Cheaters and Sneaky Snakes

Last year, I think I went to more live theater than I did the movies. Yet I rarely write about theater because it doesn't fit with this site's extremely tight focus on "politics, movies, TV and kittens."

I will, however, put in a plug for a recent show that just opened in Chicago and which will be running until the end of May at one of this country's most renowned acting companies, an ensemble that can boast among its alums Gary Sinise and John Malcovich, to name just two.

Who should go see this show?

* If you're in a miserable relationship and are looking for a gentle prod as a way out.

* If you've ever been in a miserable relationship and found your way out.

* If you're in a great relationship (say, for example, you're dating someone with deep azure eyes the color of heaven) and want to be thankful.

* If you've just gone through a break-up and are looking for a show to "cheer you up." (Ok, this may be an overstatement: You'll at least know you haven't cornered the market on being miserable.)

* If you like great writing that is given its just due by all aspects of a production.

The show: Betrayal. The writer: Harold Pinter, winner of the 2005 Nobel Prize for Literature. The place: Steppenwolf Theater in Chicago. (The Nobel Committee described Pinter as the "foremost representative of British drama in the second half of the 20th century" and a playwright "who in his plays uncovers the precipice under everyday prattle and forces entry into oppression's closed rooms.")

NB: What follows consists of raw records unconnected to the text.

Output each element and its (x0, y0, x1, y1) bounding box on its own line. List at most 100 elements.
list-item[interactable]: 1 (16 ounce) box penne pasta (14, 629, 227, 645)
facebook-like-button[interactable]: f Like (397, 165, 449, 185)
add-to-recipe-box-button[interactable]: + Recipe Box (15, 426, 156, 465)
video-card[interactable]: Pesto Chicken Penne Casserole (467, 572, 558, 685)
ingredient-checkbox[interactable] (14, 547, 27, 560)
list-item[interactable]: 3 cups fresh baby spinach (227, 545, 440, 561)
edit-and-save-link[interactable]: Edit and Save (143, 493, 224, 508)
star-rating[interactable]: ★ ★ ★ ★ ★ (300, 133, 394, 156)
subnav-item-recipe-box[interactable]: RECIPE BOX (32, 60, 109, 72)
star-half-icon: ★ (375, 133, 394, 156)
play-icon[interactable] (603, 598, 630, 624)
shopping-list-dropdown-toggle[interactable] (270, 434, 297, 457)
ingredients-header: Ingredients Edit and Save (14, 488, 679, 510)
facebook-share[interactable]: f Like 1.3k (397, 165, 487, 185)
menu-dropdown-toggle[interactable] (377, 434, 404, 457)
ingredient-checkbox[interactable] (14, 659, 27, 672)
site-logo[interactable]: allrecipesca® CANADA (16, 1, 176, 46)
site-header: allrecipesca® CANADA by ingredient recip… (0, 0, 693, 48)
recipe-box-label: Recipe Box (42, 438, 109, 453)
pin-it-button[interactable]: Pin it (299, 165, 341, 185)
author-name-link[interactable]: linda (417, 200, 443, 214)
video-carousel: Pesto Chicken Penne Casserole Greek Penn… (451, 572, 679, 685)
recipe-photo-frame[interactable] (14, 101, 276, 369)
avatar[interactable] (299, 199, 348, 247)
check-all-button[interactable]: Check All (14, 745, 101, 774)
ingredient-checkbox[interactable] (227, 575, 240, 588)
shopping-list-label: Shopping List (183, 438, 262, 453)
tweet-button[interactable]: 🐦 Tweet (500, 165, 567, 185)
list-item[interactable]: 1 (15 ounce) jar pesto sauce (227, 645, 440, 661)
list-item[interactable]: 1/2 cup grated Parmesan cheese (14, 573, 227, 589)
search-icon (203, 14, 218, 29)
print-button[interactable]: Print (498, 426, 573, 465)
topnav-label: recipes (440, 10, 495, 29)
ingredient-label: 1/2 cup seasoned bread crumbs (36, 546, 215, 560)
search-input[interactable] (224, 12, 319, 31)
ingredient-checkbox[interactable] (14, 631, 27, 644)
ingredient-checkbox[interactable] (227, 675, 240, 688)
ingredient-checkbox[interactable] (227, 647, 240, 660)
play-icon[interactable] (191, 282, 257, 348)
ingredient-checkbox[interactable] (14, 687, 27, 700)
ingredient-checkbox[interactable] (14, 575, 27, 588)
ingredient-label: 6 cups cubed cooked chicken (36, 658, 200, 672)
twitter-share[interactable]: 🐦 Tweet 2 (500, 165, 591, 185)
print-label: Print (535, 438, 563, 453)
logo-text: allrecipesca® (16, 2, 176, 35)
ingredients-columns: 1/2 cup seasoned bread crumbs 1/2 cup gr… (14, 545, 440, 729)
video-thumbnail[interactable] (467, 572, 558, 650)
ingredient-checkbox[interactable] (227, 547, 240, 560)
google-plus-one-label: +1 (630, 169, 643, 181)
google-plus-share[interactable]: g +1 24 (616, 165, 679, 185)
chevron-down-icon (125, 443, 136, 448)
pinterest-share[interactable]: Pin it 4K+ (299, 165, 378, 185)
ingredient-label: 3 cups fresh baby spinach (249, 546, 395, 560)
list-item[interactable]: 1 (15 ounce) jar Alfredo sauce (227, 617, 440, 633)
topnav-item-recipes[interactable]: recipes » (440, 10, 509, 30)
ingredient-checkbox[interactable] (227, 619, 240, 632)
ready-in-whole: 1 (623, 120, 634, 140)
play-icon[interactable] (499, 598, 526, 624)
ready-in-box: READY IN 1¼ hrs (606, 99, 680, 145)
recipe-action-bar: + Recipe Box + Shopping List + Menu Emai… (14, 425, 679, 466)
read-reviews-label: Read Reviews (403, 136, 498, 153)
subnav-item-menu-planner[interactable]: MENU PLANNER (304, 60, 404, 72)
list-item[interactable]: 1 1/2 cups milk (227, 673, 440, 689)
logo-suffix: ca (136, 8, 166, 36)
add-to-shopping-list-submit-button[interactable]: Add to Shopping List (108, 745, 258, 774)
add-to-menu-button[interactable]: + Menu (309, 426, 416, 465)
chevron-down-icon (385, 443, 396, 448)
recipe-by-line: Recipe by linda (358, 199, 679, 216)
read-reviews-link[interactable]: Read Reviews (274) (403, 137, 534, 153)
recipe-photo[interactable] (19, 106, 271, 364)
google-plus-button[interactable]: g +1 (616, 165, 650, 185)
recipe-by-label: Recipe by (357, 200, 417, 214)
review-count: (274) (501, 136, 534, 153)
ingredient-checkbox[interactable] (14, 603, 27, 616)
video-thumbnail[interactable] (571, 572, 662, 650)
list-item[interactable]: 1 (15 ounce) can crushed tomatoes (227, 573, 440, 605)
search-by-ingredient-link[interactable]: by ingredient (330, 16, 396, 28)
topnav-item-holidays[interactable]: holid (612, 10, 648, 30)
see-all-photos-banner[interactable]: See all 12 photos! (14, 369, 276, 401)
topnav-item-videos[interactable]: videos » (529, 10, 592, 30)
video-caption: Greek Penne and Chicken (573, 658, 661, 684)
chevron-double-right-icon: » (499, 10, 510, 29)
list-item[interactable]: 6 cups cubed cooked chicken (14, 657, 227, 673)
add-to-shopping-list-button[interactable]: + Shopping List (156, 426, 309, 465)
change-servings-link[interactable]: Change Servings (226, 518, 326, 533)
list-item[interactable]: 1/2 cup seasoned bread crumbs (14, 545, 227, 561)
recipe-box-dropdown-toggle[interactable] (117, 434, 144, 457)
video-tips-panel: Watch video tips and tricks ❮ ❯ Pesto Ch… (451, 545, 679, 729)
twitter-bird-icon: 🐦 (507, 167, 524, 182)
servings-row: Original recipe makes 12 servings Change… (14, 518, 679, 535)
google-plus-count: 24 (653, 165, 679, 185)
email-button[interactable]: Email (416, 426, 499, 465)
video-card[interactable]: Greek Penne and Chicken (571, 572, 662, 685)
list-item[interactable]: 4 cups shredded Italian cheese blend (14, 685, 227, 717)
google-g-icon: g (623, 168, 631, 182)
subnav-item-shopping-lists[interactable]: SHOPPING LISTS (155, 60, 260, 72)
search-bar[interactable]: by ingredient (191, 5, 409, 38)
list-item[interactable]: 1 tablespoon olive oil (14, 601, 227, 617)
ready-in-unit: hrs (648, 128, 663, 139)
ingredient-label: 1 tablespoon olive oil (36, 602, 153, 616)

The show was written by Pinter in 1978, more than 20 years into and near the end of his first turbulent marriage. A couple years later, in 1980, he would divorce and remarry. Twenty-six years later, he remains married, and apparently happily, to his second wife.

Hope springs eternal?

If you're in Chicago between now and then, skip the Sidetrack phonies and posers for a night and check out the phonies and posers in this play, who shed an all-too-real real light on human nature.

The characters in this play never learn the lesson (as so succinctly stated by Josh Wolff in the playbill) that "the deceptions they employ serve only to undermine what they all seek to gain in the end: human connection and companionship."

Not a bad thing to give some serious thought to, whether you've been in a relationship for a month or for 10 years.

7 comments:

Anonymous said...

No gay preachers mentioned. Thanks!

Anonymous said...

jer: is ted a former trick?

Anonymous said...

I'm going to see Betrayal tonight in Tucson, Arizona, not Chi-town, but still!

Anonymous said...

No comment.

And why is the word verification on this particular comment post 'jism'?

Joey P said...

kyle: did you like the show?

jim: 9 times out of 10, "jism" is the word verification word for this blog. i don't know why this is.

Anonymous said...

The show was pretty good, but I work in theatre, so I'm hyper-critical!

Joey P said...

i agree that this is a show that if the director makes some bad choices, and if the show is miscast, that it could be, in Simon Cowell's words, ghastly.